El pensamiento sociológico de Martínez Ruiz

Es verdad que en las tres partes de la novela, el autor emplea tres puntos de vista distintos en la narración. Se aprovecha con conciencia de esta técnica siempre importante para el éxito de la coincidencia de forma y contenido en la novela. Es decir que la primera parte está escrita en la tercera persona desde el punto de vista de un narrador ajeno a lo que pasa en la novela. Es la parte más objetiva de la presentación de Antonio Azorín, la parte más intelectual. En la segunda parte, cuando surge el protagonista como personalidad, se sigue escribiendo en la tercera persona pero se refiere siempre a las acciones o sensaciones de Antonio Azorín, y muchas veces hay largos segmentos sobre lo que piensa. Como en las primeras páginas de la novela, cuando vemos el pueblo desde lejos y nos vamos acercando, como en movimiento, a las calles, las casas y luego su interior, a través de la novela vamos penetrando en el espíritu de Antonio Azorín. En la tercera parte todo se escribe en primera persona, como si fuera un diario del protagonista, y el lector presencia la posibilidad de una solución al problema vital, la comprensión de las últimas palabras de Yuste, que se repiten a través de la novela: «No hay más realidad que la imagen, ni más vida que la conciencia», la supremacía del yo —concepto que desemboca en la orientación contemplativa que está presente en Antonio Azorín y que predomina en Las confesiones de un pequeño filósofo. El tono de la novela, a partir de los momentos angustiosos en Madrid, ha ido descendiendo al paso del proceso que armoniza lo espiritual del protagonista.

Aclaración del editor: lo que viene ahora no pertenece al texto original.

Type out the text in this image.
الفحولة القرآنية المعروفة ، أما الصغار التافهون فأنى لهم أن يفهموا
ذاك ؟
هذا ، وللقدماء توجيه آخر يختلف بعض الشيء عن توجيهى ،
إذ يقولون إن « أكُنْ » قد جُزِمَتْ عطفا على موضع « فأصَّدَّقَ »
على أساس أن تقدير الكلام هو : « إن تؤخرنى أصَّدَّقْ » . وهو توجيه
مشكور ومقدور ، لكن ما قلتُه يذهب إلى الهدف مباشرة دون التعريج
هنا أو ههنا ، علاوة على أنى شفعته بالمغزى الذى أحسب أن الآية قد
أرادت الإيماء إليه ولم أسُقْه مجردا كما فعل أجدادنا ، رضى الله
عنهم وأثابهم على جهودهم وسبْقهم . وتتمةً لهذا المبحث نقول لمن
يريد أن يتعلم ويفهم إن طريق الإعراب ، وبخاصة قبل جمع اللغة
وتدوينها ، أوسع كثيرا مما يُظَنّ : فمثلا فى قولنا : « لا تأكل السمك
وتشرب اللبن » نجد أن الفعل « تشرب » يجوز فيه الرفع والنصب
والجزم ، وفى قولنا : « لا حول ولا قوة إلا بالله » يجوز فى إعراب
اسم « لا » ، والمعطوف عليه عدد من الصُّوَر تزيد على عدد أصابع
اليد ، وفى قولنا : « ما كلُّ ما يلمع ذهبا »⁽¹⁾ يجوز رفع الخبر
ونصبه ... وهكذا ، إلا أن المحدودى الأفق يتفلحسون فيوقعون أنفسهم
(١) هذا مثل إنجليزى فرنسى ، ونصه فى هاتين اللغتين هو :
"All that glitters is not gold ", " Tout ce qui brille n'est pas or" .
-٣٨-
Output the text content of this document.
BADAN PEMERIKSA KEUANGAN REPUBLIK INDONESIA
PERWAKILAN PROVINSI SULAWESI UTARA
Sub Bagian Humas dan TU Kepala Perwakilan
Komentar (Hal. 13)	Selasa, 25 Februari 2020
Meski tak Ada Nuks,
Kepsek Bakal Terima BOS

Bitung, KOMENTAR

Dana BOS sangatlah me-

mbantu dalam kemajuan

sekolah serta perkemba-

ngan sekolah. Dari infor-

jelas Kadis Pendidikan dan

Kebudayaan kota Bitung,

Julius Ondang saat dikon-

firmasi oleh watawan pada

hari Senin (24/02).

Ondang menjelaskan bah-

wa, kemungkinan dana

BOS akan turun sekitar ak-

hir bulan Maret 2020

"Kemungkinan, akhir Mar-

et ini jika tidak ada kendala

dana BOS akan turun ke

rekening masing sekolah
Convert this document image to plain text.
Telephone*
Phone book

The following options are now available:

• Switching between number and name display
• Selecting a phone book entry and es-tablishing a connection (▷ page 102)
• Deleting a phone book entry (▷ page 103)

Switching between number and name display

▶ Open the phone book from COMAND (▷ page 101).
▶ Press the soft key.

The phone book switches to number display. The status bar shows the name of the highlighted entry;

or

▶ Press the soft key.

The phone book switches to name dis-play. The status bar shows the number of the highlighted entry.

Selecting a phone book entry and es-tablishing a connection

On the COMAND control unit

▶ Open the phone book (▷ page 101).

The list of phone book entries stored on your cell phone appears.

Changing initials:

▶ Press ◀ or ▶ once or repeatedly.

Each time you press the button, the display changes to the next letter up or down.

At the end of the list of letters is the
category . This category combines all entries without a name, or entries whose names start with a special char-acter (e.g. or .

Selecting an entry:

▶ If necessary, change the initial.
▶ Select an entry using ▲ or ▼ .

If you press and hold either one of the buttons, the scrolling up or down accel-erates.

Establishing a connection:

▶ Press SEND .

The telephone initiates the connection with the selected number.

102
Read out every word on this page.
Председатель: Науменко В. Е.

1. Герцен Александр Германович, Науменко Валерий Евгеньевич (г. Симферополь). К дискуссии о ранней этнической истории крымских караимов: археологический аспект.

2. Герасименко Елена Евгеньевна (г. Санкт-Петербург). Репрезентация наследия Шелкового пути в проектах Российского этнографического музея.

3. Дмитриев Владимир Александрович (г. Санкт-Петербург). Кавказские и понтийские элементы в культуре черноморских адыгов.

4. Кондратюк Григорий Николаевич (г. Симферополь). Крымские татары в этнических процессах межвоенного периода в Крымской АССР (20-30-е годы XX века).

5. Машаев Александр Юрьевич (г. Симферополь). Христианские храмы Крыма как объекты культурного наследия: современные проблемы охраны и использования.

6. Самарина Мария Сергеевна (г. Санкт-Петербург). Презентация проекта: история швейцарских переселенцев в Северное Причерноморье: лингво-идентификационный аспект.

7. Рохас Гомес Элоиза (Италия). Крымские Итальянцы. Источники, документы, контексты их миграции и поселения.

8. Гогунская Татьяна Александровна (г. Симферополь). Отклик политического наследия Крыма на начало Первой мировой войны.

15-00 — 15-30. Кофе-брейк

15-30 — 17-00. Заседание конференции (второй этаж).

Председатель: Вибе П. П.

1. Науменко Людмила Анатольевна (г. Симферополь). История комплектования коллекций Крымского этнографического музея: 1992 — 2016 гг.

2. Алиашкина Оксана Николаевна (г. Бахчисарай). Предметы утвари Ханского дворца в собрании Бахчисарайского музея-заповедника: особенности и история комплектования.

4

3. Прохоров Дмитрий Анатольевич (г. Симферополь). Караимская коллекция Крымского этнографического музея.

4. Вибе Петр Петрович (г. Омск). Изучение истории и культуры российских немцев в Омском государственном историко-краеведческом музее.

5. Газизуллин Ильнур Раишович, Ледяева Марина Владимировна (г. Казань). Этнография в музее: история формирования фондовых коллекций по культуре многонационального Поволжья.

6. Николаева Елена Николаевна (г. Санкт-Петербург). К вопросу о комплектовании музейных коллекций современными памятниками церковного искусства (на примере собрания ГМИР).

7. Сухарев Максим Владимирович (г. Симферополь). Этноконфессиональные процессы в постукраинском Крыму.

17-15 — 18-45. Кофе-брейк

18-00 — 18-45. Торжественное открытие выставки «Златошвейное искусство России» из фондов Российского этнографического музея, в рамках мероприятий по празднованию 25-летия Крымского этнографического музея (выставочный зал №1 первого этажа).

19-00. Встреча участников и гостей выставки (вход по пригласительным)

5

Pero si aceptamos la teoría propuesta por la profesora Krause, el Epílogo parece estorbar la arquitectura de la novela, y hasta cierto punto una conclusión satisfactoria sobre su significación. Dentro del contexto de un autor que ha resuelto la antinomia acción-contemplación difícilmente se explican estas tres cartas de José Martínez Ruiz a Pío Baroja que forman las últimas páginas de La voluntad. Están llenas de sociología y economía del campo y su influencia nefasta sobre Antonio Azorín, y parecen desmentir el equilibrio contemplativo y escéptico logrado por el protagonista al final de la tercera parte.

Pues tenemos que preguntarnos ¿con qué propósito puso el autor este epílogo a la novela? Se ha argumentado que ofrece un punto de vista más, el de José Martínez Ruiz observador de su protagonista, así completando el cuadro de la vida de Antonio Azorín. Esto sería un desdoblamiento del personaje ya que Antonio Azorín y José Martínez Ruiz son el mismo, al menos con respecto al problema de escritor-hombre que, creemos, se noveliza aquí. Pero el problema se complica porque si el artista encuentra una solución, el hombre no tiene salida. Y es mi parecer que la clave para entender lo que escribió Martínez Ruiz —y otros de su generación— es reconocer que en sus obras se refleja una crisis intelectual que se caracteriza por un vaivén entre reforma social y contemplación metafísica[12]. Hemos visto en la novela la intención del novelista de dar una trascendencia a sus experiencias personales para que cobre un valor para toda la juventud española. Y no hay duda de que es en el Epílogo, más que en otra parte de la novela, donde Antonio Azorín se convierte más claramente en un personaje representativo de toda España, tal como la veía la generación de 1898.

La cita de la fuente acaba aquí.